We do it for love — Sistren
WHEN Sistren Theatre Collective celebrates its 34th anniversary exactly one week from today, it will be a celebration of its survival in the face of restricted budgets, limited government support and the perils of working to change a deeply entrenched culture of violence in Jamaica’s inner-cities.
Founding member, now executive director Lana Finikin, speaking with reporters and editors at the Observer Monday Exchange yesterday, makes no bones about how Sistren has managed to stay alive and relevant: “Love for the people,” she said.
She pointed to the rewards of being able to influence even one inner-city child to look at domestic or community violence a little differently, or to lift himself or herself out of the cycle of poverty and ignorance.
“At the end of the day, when you can see 50 kids from a Hannah Town, 40 from a Grants Pen, 30 from Rockfort and another 40 from Fletcher’s Land, keep on calling me and saying, ‘When are you coming back?’, you feel a sense of, ‘Yes!’, you have reached these kids,” she said.
Finikin is speaking of the success of the collective’s myriad counselling, social intervention and training programmes it offers across the Corporate Area using dance, drama and drumming, along with plain old dialogue to get through to emotionally and physically battered and economically starved residents.
Sistren Theatre Collective has produced and toured with 12 original plays and numerous skits; developing a method of street ‘drama-in-education’ that draws from real-life experiences and empowers men women and youth to examine their own lives and make positive changes.
Sheer passion and the drive to effect meaningful change among their inner-city ‘clients’ are what propel the organisation’s four permanent staff and 17 part-time employees. They dedicate time and energy to design programmes, conduct research, hold workshops, offer hope and an outlet for debate and conflict resolution among oft-forgotten inner-city residents and do this under less-than-ideal circumstances.
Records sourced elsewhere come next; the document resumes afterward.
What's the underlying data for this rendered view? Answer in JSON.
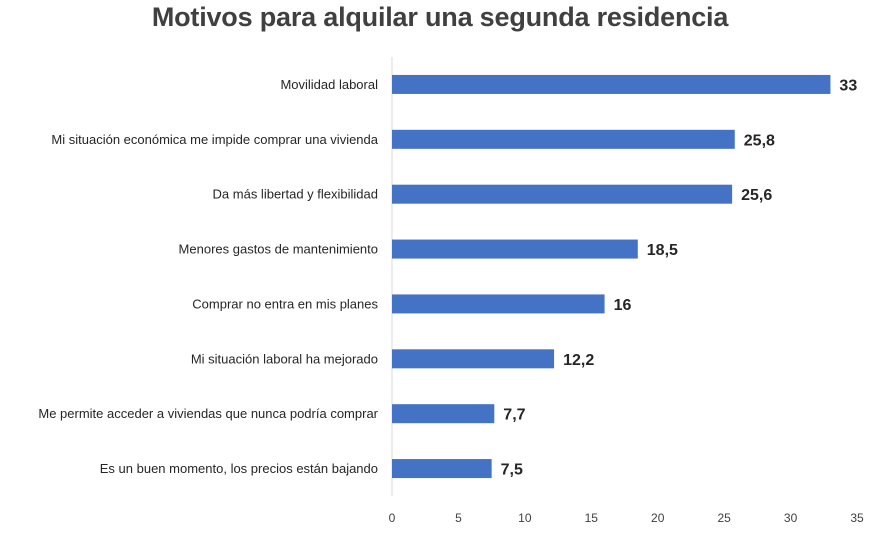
{
  "chart_data": {
    "type": "bar",
    "orientation": "horizontal",
    "title": "Motivos para alquilar una segunda residencia",
    "xlabel": "",
    "ylabel": "",
    "categories": [
      "Movilidad laboral",
      "Mi situación económica me impide comprar una vivienda",
      "Da más libertad y flexibilidad",
      "Menores gastos de mantenimiento",
      "Comprar no entra en mis planes",
      "Mi situación laboral ha mejorado",
      "Me permite acceder a viviendas que nunca podría comprar",
      "Es un buen momento, los precios están bajando"
    ],
    "values": [
      33,
      25.8,
      25.6,
      18.5,
      16,
      12.2,
      7.7,
      7.5
    ],
    "value_labels": [
      "33",
      "25,8",
      "25,6",
      "18,5",
      "16",
      "12,2",
      "7,7",
      "7,5"
    ],
    "xlim": [
      0,
      35
    ],
    "xticks": [
      0,
      5,
      10,
      15,
      20,
      25,
      30,
      35
    ],
    "bar_color": "#4472C4",
    "grid": false,
    "legend": "none"
  }
}
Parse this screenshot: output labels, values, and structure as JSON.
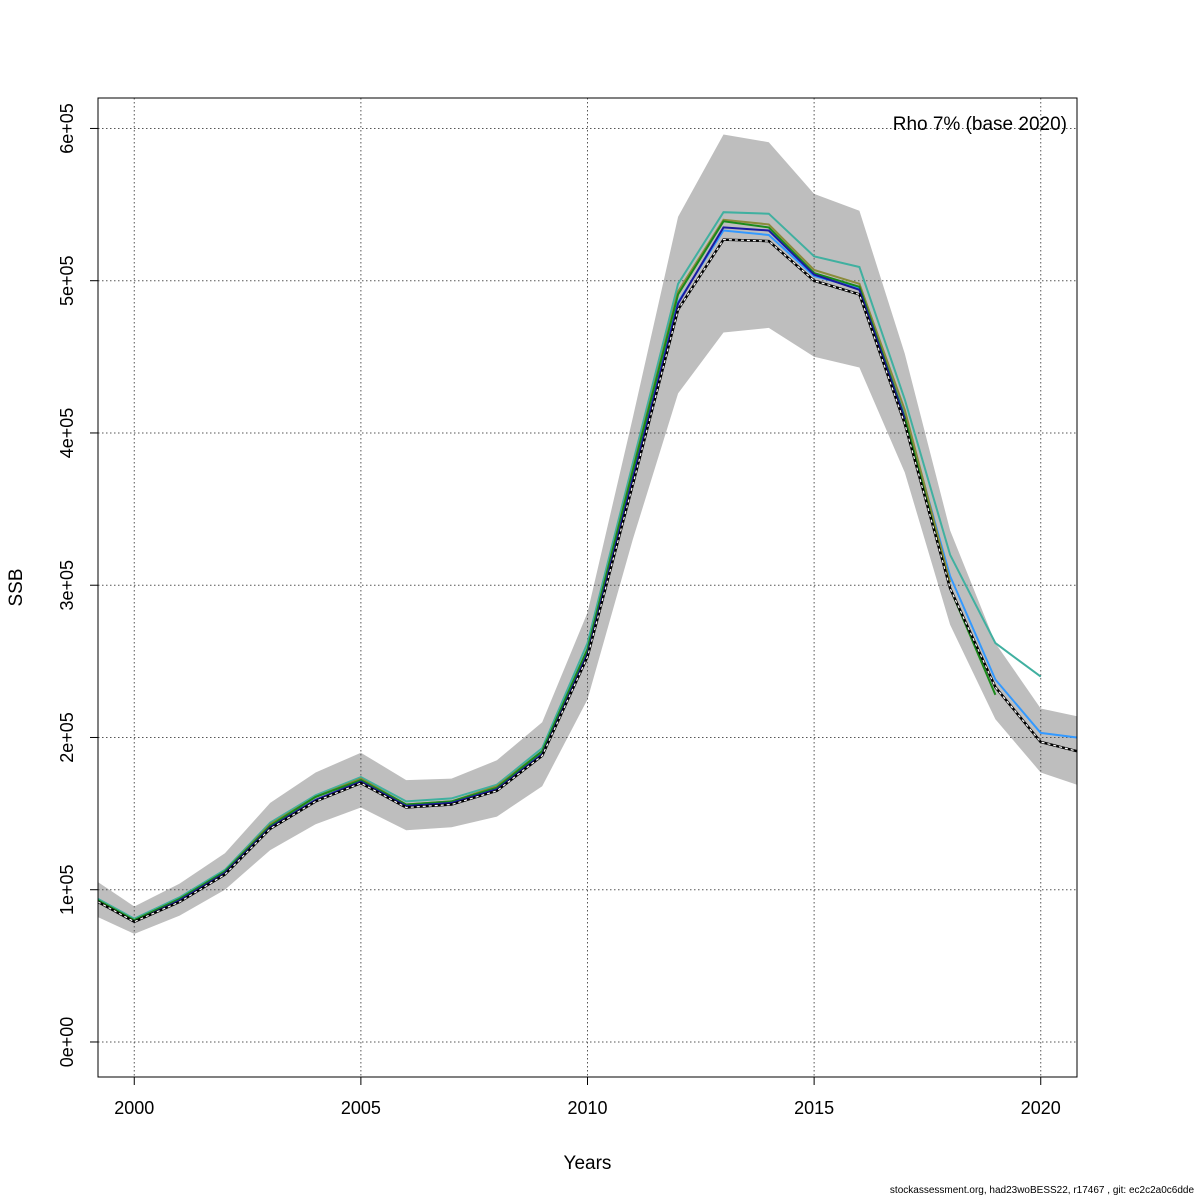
{
  "chart_data": {
    "type": "line",
    "title": "",
    "xlabel": "Years",
    "ylabel": "SSB",
    "annotation": "Rho 7% (base 2020)",
    "xlim": [
      1999.2,
      2020.8
    ],
    "ylim": [
      -23000,
      620000
    ],
    "grid": true,
    "x_ticks": [
      2000,
      2005,
      2010,
      2015,
      2020
    ],
    "x_tick_labels": [
      "2000",
      "2005",
      "2010",
      "2015",
      "2020"
    ],
    "y_ticks": [
      0,
      100000,
      200000,
      300000,
      400000,
      500000,
      600000
    ],
    "y_tick_labels": [
      "0e+00",
      "1e+05",
      "2e+05",
      "3e+05",
      "4e+05",
      "5e+05",
      "6e+05"
    ],
    "confidence_band": {
      "color": "#bebebe",
      "x": [
        1999.2,
        2000,
        2001,
        2002,
        2003,
        2004,
        2005,
        2006,
        2007,
        2008,
        2009,
        2010,
        2011,
        2012,
        2013,
        2014,
        2015,
        2016,
        2017,
        2018,
        2019,
        2020,
        2020.8
      ],
      "upper": [
        105000,
        89000,
        104000,
        124000,
        157000,
        177000,
        190000,
        172000,
        173000,
        185000,
        210000,
        282000,
        410000,
        542000,
        596000,
        591000,
        557000,
        546000,
        452000,
        336000,
        262000,
        219000,
        214000
      ],
      "lower": [
        82000,
        71000,
        83000,
        100000,
        126000,
        143000,
        154000,
        139000,
        141000,
        148000,
        168000,
        225000,
        330000,
        426000,
        466000,
        469000,
        450000,
        443000,
        374000,
        274000,
        212000,
        177000,
        169000
      ]
    },
    "series": [
      {
        "color": "#40b0a0",
        "x": [
          1999.2,
          2000,
          2001,
          2002,
          2003,
          2004,
          2005,
          2006,
          2007,
          2008,
          2009,
          2010,
          2011,
          2012,
          2013,
          2014,
          2015,
          2016,
          2017,
          2018,
          2019,
          2020
        ],
        "values": [
          94000,
          81000,
          95000,
          113000,
          144000,
          162000,
          174000,
          158000,
          160000,
          169000,
          193000,
          262000,
          380000,
          498000,
          545000,
          544000,
          516000,
          509000,
          422000,
          320000,
          262000,
          240000
        ]
      },
      {
        "color": "#3399ff",
        "x": [
          1999.2,
          2000,
          2001,
          2002,
          2003,
          2004,
          2005,
          2006,
          2007,
          2008,
          2009,
          2010,
          2011,
          2012,
          2013,
          2014,
          2015,
          2016,
          2017,
          2018,
          2019,
          2020,
          2020.8
        ],
        "values": [
          92000,
          79000,
          93000,
          111000,
          141000,
          159000,
          171000,
          155000,
          157000,
          166000,
          190000,
          256000,
          372000,
          486000,
          533000,
          530000,
          503000,
          495000,
          412000,
          306000,
          238000,
          203000,
          200000
        ]
      },
      {
        "color": "#8b8b3a",
        "x": [
          1999.2,
          2000,
          2001,
          2002,
          2003,
          2004,
          2005,
          2006,
          2007,
          2008,
          2009,
          2010,
          2011,
          2012,
          2013,
          2014,
          2015,
          2016,
          2017,
          2018
        ],
        "values": [
          93000,
          80000,
          94000,
          112000,
          143000,
          161000,
          173000,
          156000,
          158000,
          168000,
          191000,
          258000,
          376000,
          493000,
          540000,
          537000,
          507000,
          498000,
          415000,
          302000
        ]
      },
      {
        "color": "#1a8a1a",
        "x": [
          1999.2,
          2000,
          2001,
          2002,
          2003,
          2004,
          2005,
          2006,
          2007,
          2008,
          2009,
          2010,
          2011,
          2012,
          2013,
          2014,
          2015,
          2016,
          2017,
          2018,
          2019
        ],
        "values": [
          93000,
          80000,
          94000,
          112000,
          142000,
          161000,
          172000,
          156000,
          158000,
          167000,
          191000,
          258000,
          375000,
          491000,
          539000,
          535000,
          505000,
          496000,
          410000,
          298000,
          228000
        ]
      },
      {
        "color": "#1a1aa0",
        "x": [
          1999.2,
          2000,
          2001,
          2002,
          2003,
          2004,
          2005,
          2006,
          2007,
          2008,
          2009,
          2010,
          2011,
          2012,
          2013,
          2014,
          2015,
          2016,
          2017
        ],
        "values": [
          92000,
          79000,
          93000,
          111000,
          141000,
          159000,
          171000,
          155000,
          157000,
          166000,
          189000,
          255000,
          370000,
          485000,
          535000,
          533000,
          504000,
          494000,
          409000
        ]
      },
      {
        "color": "#000000",
        "dashed": true,
        "x": [
          1999.2,
          2000,
          2001,
          2002,
          2003,
          2004,
          2005,
          2006,
          2007,
          2008,
          2009,
          2010,
          2011,
          2012,
          2013,
          2014,
          2015,
          2016,
          2017,
          2018,
          2019,
          2020,
          2020.8
        ],
        "values": [
          92000,
          79000,
          92000,
          110000,
          140000,
          158000,
          170000,
          154000,
          156000,
          165000,
          188000,
          253000,
          366000,
          481000,
          527000,
          526000,
          500000,
          491000,
          406000,
          298000,
          233000,
          197000,
          191000
        ]
      }
    ]
  },
  "footer": {
    "text": "stockassessment.org, had23woBESS22, r17467 , git: ec2c2a0c6dde"
  }
}
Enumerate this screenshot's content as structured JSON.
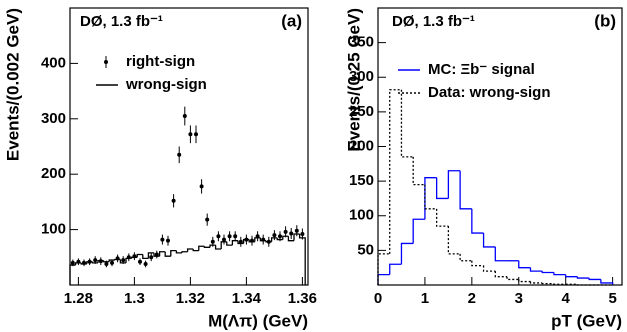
{
  "chart_data": [
    {
      "type": "histogram",
      "label": "(a)",
      "annotation": "DØ, 1.3 fb⁻¹",
      "x_label": "M(Λπ) (GeV)",
      "y_label": "Events/(0.002 GeV)",
      "xlim": [
        1.277,
        1.362
      ],
      "ylim": [
        0,
        500
      ],
      "xticks": [
        1.28,
        1.3,
        1.32,
        1.34,
        1.36
      ],
      "yticks": [
        100,
        200,
        300,
        400
      ],
      "series": [
        {
          "name": "right-sign",
          "type": "errorbar",
          "color": "#000000",
          "x": [
            1.278,
            1.28,
            1.282,
            1.284,
            1.286,
            1.288,
            1.29,
            1.292,
            1.294,
            1.296,
            1.298,
            1.3,
            1.302,
            1.304,
            1.306,
            1.308,
            1.31,
            1.312,
            1.314,
            1.316,
            1.318,
            1.32,
            1.322,
            1.324,
            1.326,
            1.328,
            1.33,
            1.332,
            1.334,
            1.336,
            1.338,
            1.34,
            1.342,
            1.344,
            1.346,
            1.348,
            1.35,
            1.352,
            1.354,
            1.356,
            1.358,
            1.36
          ],
          "values": [
            40,
            42,
            40,
            42,
            45,
            43,
            38,
            40,
            48,
            45,
            50,
            52,
            42,
            38,
            50,
            55,
            82,
            80,
            152,
            235,
            305,
            272,
            272,
            178,
            118,
            78,
            88,
            82,
            88,
            88,
            78,
            82,
            80,
            88,
            82,
            78,
            90,
            88,
            96,
            93,
            98,
            92
          ],
          "errors": [
            6,
            6,
            6,
            6,
            7,
            7,
            6,
            6,
            7,
            7,
            7,
            7,
            6,
            6,
            7,
            7,
            9,
            9,
            12,
            15,
            17,
            16,
            16,
            13,
            11,
            9,
            9,
            9,
            9,
            9,
            9,
            9,
            9,
            9,
            9,
            9,
            9,
            9,
            10,
            10,
            10,
            10
          ]
        },
        {
          "name": "wrong-sign",
          "type": "step",
          "color": "#000000",
          "dash": "none",
          "bins": [
            1.277,
            1.279,
            1.281,
            1.283,
            1.285,
            1.287,
            1.289,
            1.291,
            1.293,
            1.295,
            1.297,
            1.299,
            1.301,
            1.303,
            1.305,
            1.307,
            1.309,
            1.311,
            1.313,
            1.315,
            1.317,
            1.319,
            1.321,
            1.323,
            1.325,
            1.327,
            1.329,
            1.331,
            1.333,
            1.335,
            1.337,
            1.339,
            1.341,
            1.343,
            1.345,
            1.347,
            1.349,
            1.351,
            1.353,
            1.355,
            1.357,
            1.359,
            1.361
          ],
          "values": [
            36,
            40,
            38,
            42,
            40,
            44,
            42,
            45,
            46,
            40,
            48,
            50,
            55,
            48,
            58,
            52,
            60,
            52,
            62,
            58,
            60,
            65,
            62,
            70,
            68,
            72,
            65,
            78,
            72,
            80,
            75,
            82,
            78,
            85,
            80,
            78,
            85,
            82,
            88,
            80,
            92,
            85
          ]
        }
      ]
    },
    {
      "type": "histogram",
      "label": "(b)",
      "annotation": "DØ, 1.3 fb⁻¹",
      "x_label": "pT (GeV)",
      "y_label": "Events/(0.25 GeV)",
      "xlim": [
        0,
        5.2
      ],
      "ylim": [
        0,
        400
      ],
      "xticks": [
        0,
        1,
        2,
        3,
        4,
        5
      ],
      "yticks": [
        50,
        100,
        150,
        200,
        250,
        300,
        350
      ],
      "series": [
        {
          "name": "MC: Ξb⁻ signal",
          "type": "step",
          "color": "#0000ff",
          "dash": "none",
          "bins": [
            0,
            0.25,
            0.5,
            0.75,
            1,
            1.25,
            1.5,
            1.75,
            2,
            2.25,
            2.5,
            2.75,
            3,
            3.25,
            3.5,
            3.75,
            4,
            4.25,
            4.5,
            4.75,
            5
          ],
          "values": [
            15,
            30,
            60,
            95,
            155,
            125,
            165,
            110,
            75,
            55,
            35,
            35,
            25,
            20,
            18,
            15,
            12,
            10,
            8,
            3
          ]
        },
        {
          "name": "Data: wrong-sign",
          "type": "step",
          "color": "#000000",
          "dash": "2 2",
          "bins": [
            0,
            0.25,
            0.5,
            0.75,
            1,
            1.25,
            1.5,
            1.75,
            2,
            2.25,
            2.5,
            2.75,
            3,
            3.25,
            3.5,
            3.75,
            4,
            4.25,
            4.5,
            4.75,
            5
          ],
          "values": [
            45,
            282,
            185,
            145,
            110,
            85,
            45,
            35,
            28,
            20,
            12,
            8,
            5,
            3,
            2,
            1,
            1,
            0,
            0,
            0
          ]
        }
      ]
    }
  ]
}
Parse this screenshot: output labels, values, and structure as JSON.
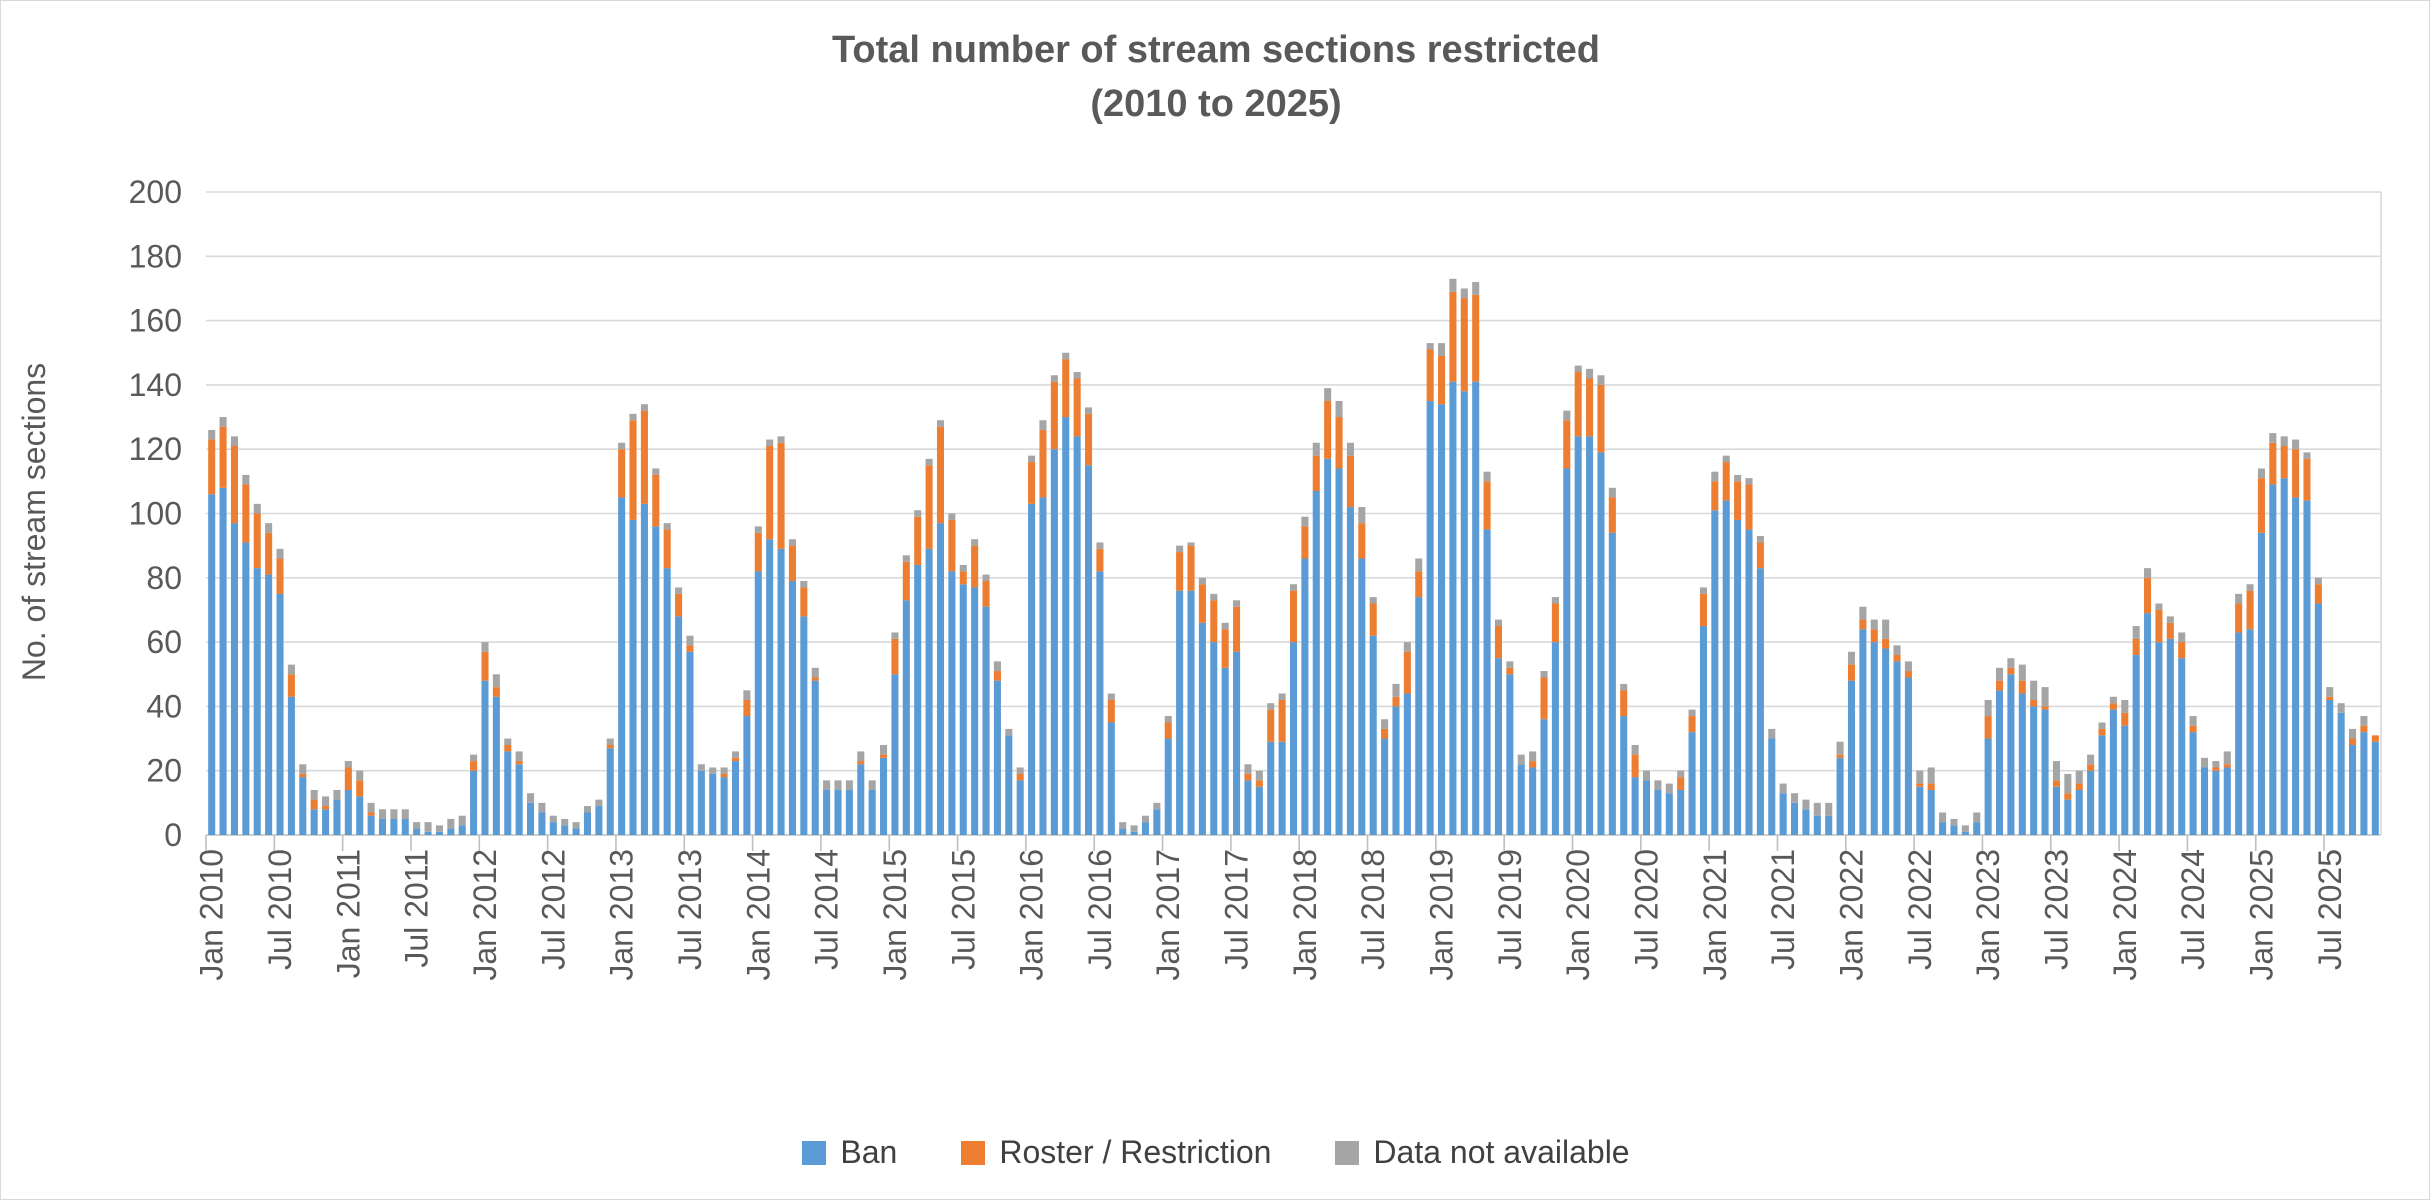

Members report being stuck inside community buildings while warring factions traded bullets outside. They say they have walked into some of the most volatile Kingston communities to ‘reason’ on the ‘corner’ with disenfranchised youths, in their bid to encourage change, all for very little monetary reward.
“The drama group, when they go out there and they perform in the field, yes, they feel good at the end of the day, but honestly, you can’t put on your pot on the fire and pay your mortgage and pay your light bill and pay your water rate,” explained Finikin.
On paper, the Sistren founding member said, they will charge approximately $100,000 to organisations seeking to hire them to create and mount a dramatic work for an event, but, in reality, they sometimes end up taking half that, because their skills are undervalued.
“It’s the same stigma where everybody sees drama as not worth as much as a PhD or Master’s (degree), so they don’t want to pay for the body of the work. They argue and want to get the services for free,” said Finikin.
“But we continue to do it, because at the end of the day, that is what drives you to continue to do what you need to change the lives of three, or four, or five persons, who will have a multiplier effect (on other community members).”
She said they have learned to be resourceful in raising and expending resources.
Silence greeted the Observer’s question about Government support for the work of the collective. However, the organisation is one of six non-governmental organisations working with the Citizen Security and Justice Programme on a project funded by the Government and the Inter-American Development Bank among others.
Sistren provides its services as part of this national security ministry-driven project which deals with youth-at-risk, crime and violence and community image building, which ends this year.
The United Nations funds another of the theatre collective’s projects aimed at reducing violence against women by increasing social awareness, advocating legislative change and training young peer educators.
However, despite an admittedly frustrating and uphill battle, and passing through dark days, including the theft of its bus at gunpoint, Sistren’s members are undaunted and persist in their quest to fulfil their mandate.
“Each of us has a sense of responsibility… everyone does what he has to do,” said gender specialist Danielle Toppin.
“It’s the love, especially for me,” said male development specialist Patrick Williams, who is part of Sistren’s new thrust to reach Jamaican males.
“When you look at a youth and you find out him nuh have nuh fadda, he’s always on the road, you try to instil encouragement, words to touch him, or something.
“Then, when the youth says, ‘Sir, is because of you why such and such a thing happened for me,’ or, him smiling more. Those are the things that warm mi heart, really and truly,” he said.